Todavía persiste entre la gente de aquella época la convicción general sobre la muerte de tres inocentes, cuyo pecado fue moverse en los bajos fondos. Eran tiempos de caciquismo, hambre y desesperación. Las autoridades trataban de mantener por todos los medios sus principios de orden, fortaleza y paz. Y alguien tenía que pagar, a la mayor brevedad, por tan execrable delito.
Hace tres meses, con motivo de la serie de TVE El Caso. Crónica de Sucesos, el programa Informe Semanal dedicó un reportaje a este semanario y al asesinato de las dos hermanas en Sevilla, el primer suceso de sangre que publicó en su dilatada historia. Intervine en el mismo junto con Manuel Rojo y su hijo Enrique, también penalista.
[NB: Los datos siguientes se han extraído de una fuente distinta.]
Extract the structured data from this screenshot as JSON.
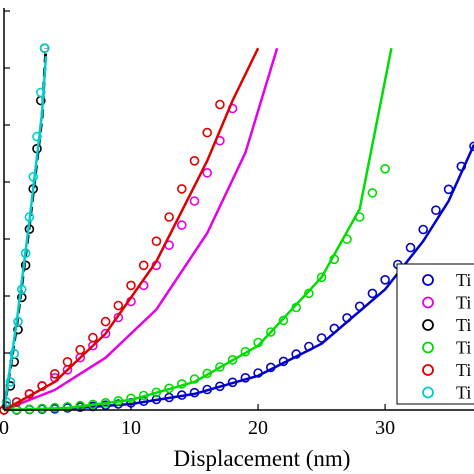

A pesar de su avanzada edad, el defensor del Tarta recuerda bien lo que pasó: "Fue un zambombazo para Sevilla, que llegó a encender a España. Incluso, fuera de España". Argumenta que basó toda su defensa, evitando por ello un fuerte enfrentamiento con los jueces y el fiscal, "a ver si conseguíamos que no los mataran". Se movió mucho por Sevilla y también por Madrid buscando el indulto, pero su esfuerzo resultó estéril.
Tres inocentes acabaron en el garrote vil. Simples chivos expiatorios que pertenecían a un lumpen que intentaban sobrevivir en condiciones muy duras. Se orquestó una campaña de linchamiento en contra de ellos.
En el lenguaje popular andaluz ha quedado una cruel expresión: "¡Es más malo que el Tarta!". Un infeliz, al igual que los otros dos compinches, que pagaron con su vida para salvar el buen nombre de ciertas autoridades.
"Esos tres van al garrote porque yo no pierdo mi cargo", recuerdan que llegó a manifestar algún preboste cuando fueron detenidos. Historias de la España negra.